His suicide underscores the grave situation facing provincial economies.
The Bank of Korea said yesterday that large retailers operating in provinces saw negative growth for the first time since 1998.
One company at the Hanam industrial complex in Gwangju recently went out of business. Though the electronics components supplier had posted annual sales of seven billion won (five million U.S. dollars), it collapsed under the weight of soaring commodity prices and high interest rates 20 years after its foundation.
GM Daewoo Auto and Technologys decision to temporarily stop production from next month has sent car parts manufacturers in Daegu into a panic. One auto parts supplier in Busan has sent its workers on leave when its operational capacity dropped below 50 percent. Workers at two neighboring companies are also on a collective 10-day leave. Yet another in the area is reviewing a second restructuring following the first in September that cut 40 employees.
The distress has also spread to the shipbuilding industry. The two economic pillars of the southeastern coastal city of Ulsan -- Hyundai Heavy Industries and Hyundai Mipo Dockyard usually receive around 10 shipbuilding orders a month but have received nothing since last month.
SK Ulsan Complex temporarily shut down its naphtha cracking center Oct. 27, a first since the companys foundation 46 years ago.
Provincial economies are bearing the brunt of the economic slowdown, but have failed to produce effective countermeasures.

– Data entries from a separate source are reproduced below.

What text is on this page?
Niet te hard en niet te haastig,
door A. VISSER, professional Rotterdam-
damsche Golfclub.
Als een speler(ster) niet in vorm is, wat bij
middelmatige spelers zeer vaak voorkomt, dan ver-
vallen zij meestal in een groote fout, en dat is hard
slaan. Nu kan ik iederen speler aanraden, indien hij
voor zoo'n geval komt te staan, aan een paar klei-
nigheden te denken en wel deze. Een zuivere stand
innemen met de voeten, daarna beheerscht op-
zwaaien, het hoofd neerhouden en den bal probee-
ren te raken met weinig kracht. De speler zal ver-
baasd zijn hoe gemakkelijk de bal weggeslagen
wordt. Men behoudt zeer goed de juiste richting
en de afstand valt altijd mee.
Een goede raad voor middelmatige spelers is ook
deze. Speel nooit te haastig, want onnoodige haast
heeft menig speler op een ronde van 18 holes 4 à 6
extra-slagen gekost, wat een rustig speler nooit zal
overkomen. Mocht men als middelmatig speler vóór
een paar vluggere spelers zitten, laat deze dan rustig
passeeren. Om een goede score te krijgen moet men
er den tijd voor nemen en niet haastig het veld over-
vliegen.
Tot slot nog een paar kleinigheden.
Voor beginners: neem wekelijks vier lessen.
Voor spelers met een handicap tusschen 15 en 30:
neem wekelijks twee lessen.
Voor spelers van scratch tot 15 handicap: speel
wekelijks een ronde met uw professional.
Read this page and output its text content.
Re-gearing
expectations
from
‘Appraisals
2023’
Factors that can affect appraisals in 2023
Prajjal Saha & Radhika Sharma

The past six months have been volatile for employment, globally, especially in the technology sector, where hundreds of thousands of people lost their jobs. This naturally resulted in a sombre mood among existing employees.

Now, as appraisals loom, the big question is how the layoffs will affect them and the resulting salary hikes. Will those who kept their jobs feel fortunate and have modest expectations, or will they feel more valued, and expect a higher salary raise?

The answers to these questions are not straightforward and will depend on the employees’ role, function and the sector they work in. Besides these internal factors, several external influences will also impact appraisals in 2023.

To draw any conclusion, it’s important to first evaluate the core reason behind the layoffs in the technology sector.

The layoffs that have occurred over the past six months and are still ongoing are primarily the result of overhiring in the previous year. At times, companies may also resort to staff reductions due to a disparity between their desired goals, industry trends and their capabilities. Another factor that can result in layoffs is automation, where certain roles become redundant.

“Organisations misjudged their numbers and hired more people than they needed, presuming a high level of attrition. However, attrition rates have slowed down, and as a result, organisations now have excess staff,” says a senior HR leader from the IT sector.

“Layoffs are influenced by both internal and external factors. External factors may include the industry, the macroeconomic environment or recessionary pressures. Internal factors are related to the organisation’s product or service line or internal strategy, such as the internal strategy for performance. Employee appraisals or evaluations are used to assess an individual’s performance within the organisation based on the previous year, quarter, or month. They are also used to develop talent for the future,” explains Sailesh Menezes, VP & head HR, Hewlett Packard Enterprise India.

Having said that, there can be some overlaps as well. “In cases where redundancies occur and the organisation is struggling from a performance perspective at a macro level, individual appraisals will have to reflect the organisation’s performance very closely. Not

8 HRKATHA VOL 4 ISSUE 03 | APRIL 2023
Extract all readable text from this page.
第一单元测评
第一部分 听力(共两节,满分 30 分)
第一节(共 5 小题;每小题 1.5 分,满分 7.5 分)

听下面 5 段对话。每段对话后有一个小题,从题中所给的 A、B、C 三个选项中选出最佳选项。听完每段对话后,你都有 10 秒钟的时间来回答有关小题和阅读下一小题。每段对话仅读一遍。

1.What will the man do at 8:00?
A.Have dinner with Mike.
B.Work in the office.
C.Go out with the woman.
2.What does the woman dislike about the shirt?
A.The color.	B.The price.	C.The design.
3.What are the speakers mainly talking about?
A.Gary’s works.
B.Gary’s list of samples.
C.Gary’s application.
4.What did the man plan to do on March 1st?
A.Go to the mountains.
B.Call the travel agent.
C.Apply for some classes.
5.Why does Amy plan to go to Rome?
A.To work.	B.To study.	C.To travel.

Sales at large retail stores in the provinces fell in the third quarter, a first since the 1997-98 financial crisis. A central bank report on provincial economies said the retail sales index for large provincial retailers dropped 1.1 percent in the quarter from the same period last year.
The fall is the first for the index since 1998. Sales dropped 1.3 percent at department stores and 1.2 percent at large retail stores. The growth of manufacturing output also slowed to 5.9 percent year-on-year from 9.9 percent in the second quarter.
Unemployment reached 2.9 percent in the third quarter, unchanged from the same period last year. The number of new jobs, however, was 171,000, down from 216,000 in the same period last year.